Он позвонил. Однако не через полчаса, а ровно через двадцать восемь минут.
Я моментально схватил трубку и услышал какой-то жуткий набор человеческих — а вернее, уже почти нечеловеческих звуков: хрипы, стоны, зубовный скрежет, бульканье и клокотанье в горле — и брань, ужасную площадную брань.
— … сука… сука… сука… — это, пожалуй, самое мягкое из всего ассортимента.
Я послушал-послушал, а когда и брань перешла уже в нечто совсем нечленораздельное и наконец, захлебнувшись, стихла, удовлетворенно кивнув, отключил трубку. Потом встал, осторожно подобрал с пола кнопку и выбросил в унитаз.
Маргарита ждала меня в спальне вся — ну, вы понимаете сами, какая — великолепная, манящая, желанная. Я вошел и первым делом налил себе из графина стакан воды. Залпом выдул и начал раздеваться.
Она глядела на меня вроде бы затуманенным от предвкушения всяких таких сладостных делов взором, однако едва лишь основание мое соприкоснулось с кроватью, неожиданно сухо спросила:
— И что там?
— Где? — рассеянно пробормотал я и попытался провести захват, но она из него ловко высвободилась.
— Подожди! Он ушел?
— Кто? — притворно изумился я.
Маргарита сердито фыркнула:
— Не строй из себя идиота, а из меня идиотку! Я о человеке, с которым ты битый час разговаривал в гостиной.
— Ах, этот, — зевнул я. — Конечно, ушел.
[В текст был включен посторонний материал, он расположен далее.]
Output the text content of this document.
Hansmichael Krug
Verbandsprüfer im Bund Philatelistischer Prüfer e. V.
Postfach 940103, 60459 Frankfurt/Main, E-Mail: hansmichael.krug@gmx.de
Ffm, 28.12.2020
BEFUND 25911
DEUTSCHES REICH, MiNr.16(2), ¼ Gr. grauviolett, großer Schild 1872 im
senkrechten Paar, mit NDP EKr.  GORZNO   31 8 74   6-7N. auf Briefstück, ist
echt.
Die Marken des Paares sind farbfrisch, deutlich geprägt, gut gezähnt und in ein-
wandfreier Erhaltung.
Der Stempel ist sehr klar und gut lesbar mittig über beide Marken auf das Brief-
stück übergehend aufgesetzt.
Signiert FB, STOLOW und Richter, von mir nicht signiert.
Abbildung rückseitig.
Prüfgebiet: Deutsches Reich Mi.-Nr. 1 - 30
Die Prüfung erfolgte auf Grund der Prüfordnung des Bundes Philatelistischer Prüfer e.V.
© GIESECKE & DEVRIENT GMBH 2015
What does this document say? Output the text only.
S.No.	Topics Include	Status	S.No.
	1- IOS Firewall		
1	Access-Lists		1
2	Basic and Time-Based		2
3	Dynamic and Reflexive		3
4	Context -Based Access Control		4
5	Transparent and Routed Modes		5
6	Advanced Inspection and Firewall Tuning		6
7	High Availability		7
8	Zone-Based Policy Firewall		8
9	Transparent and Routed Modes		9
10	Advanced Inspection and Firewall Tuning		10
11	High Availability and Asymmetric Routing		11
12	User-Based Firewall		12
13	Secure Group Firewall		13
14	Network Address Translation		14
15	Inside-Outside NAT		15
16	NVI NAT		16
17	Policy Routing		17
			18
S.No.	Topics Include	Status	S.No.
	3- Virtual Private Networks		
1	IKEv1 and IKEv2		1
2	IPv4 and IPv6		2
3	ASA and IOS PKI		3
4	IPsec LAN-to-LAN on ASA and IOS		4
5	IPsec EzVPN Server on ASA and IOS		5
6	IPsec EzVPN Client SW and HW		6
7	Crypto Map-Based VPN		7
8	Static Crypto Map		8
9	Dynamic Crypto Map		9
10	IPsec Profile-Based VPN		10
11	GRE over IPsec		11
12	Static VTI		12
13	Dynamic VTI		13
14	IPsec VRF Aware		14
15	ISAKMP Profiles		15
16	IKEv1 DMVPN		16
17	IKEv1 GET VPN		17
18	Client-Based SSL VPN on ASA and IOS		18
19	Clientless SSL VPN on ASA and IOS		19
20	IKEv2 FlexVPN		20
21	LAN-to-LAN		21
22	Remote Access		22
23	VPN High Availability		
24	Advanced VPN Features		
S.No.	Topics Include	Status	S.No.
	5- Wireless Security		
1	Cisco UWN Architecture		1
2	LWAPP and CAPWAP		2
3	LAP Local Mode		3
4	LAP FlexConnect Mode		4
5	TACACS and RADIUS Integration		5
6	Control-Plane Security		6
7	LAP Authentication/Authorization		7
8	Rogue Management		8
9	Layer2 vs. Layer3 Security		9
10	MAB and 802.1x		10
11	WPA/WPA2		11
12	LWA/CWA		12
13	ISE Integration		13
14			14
Неужели думала, что я оставлю его ночевать? Это не в моих правилах, да к тому же у него жена и дети, которые будут волноваться, если папа не придет домой.
— А сколько у него детей?
— Трое, — помрачнел я. — Слушай, это наша последняя ночь…
— Да погоди, — отмахнулась от моих целеустремленных рук Маргарита. — Почему он кричал?
Я удивился:
— А он кричал?!
— Даже на лестнице было слышно.
Я слегка ущипнул ее за ягодицу.
— Подслушивала на лестнице?! Ах, дрянная девчонка! Но я же тебя запер!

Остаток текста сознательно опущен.